State regulators continue to noodle around in this space—and, with enforcement of the California Privacy Rights Act scheduled to begin in 2024, state risks will increase. While most state privacy laws exempt records already covered by GLBA, this doesn’t fully insulate financial services companies from state risk.

Risk #4: Consumer Class Action Litigation

When you discover a potential data breach, your initial focus will be a robust incident response process. (During this process, by the way, make sure to keep your insurance advisor in the loop and the terms of your cyber policy front of mind so you maximize coverage.)

Once you have stopped the bleeding, from a financial exposure perspective, you may begin having nightmares about a potential data privacy class action. Here are some prominent recent cases against financial services companies:  

• Capital One: While a securities class action was a bust for plaintiffs (see above), the data privacy class action against Capital One resulted in a $190 million settlement. Given that more than 100 million customers were affected, this actually seems like a pretty good result for the bank.
• MoveIt: In 2023, after hackers exfiltrated data using an exploit in popular file transfer software, lawyers looking for deep pockets sued many of the companies that had used the software. Defendants in pending cases include financial services giants like Prudential, Charles Schwab, Fidelity, and Bank of America. Keep an eye out for future claims involving breaches at third-party service providers.

Insurance Coverage for Cyber Investigations and Litigation

If you are extremely well-prepared and quite lucky, none of these litigation and enforcement risks will ever materialize for you. If you are unlucky, all is not lost! If you have a well-designed cyber policy, insurance should provide some critical support.

A typical cyber insurance policy responds to both first-party and third-party costs associated with a data breach.

• Common first-party coverages include direct incident response costs such as forensics, legal, data replacement, extortion, and public relations.
• Common third-party coverages include litigation and privacy regulatory defense, fines, and penalties. Keep an eye on exclusions.

Expert insurance advice matters here. Your coverage and limits should be tailored to the specific types of data that you maintain and mapped to your unique business practices and regulatory risks.
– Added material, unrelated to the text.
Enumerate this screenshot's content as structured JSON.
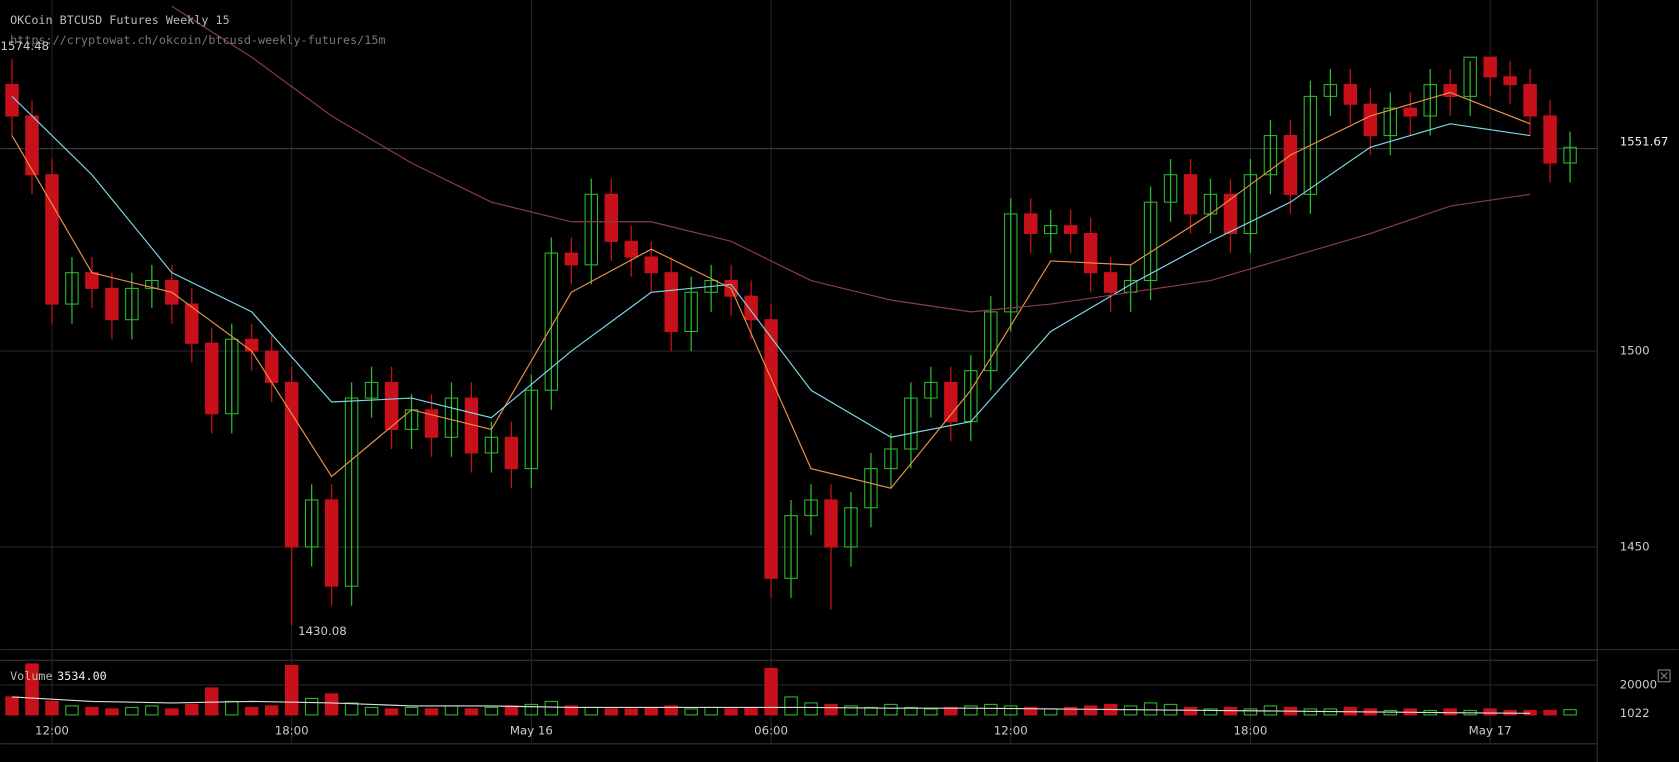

For example, if you are a registered broker-dealer or investment adviser, how (if at all) will your coverage perform in the event of an SEC investigation focused on Reg S-ID or Reg S-P?

If a third-party vendor maintains your sensitive customer data, but you do not maintain it on your servers, how should you be thinking about that risk?

Think about it this way: If you wake up one day and find your house engulfed in flames, you want the Hotshots, not the bucket brigade.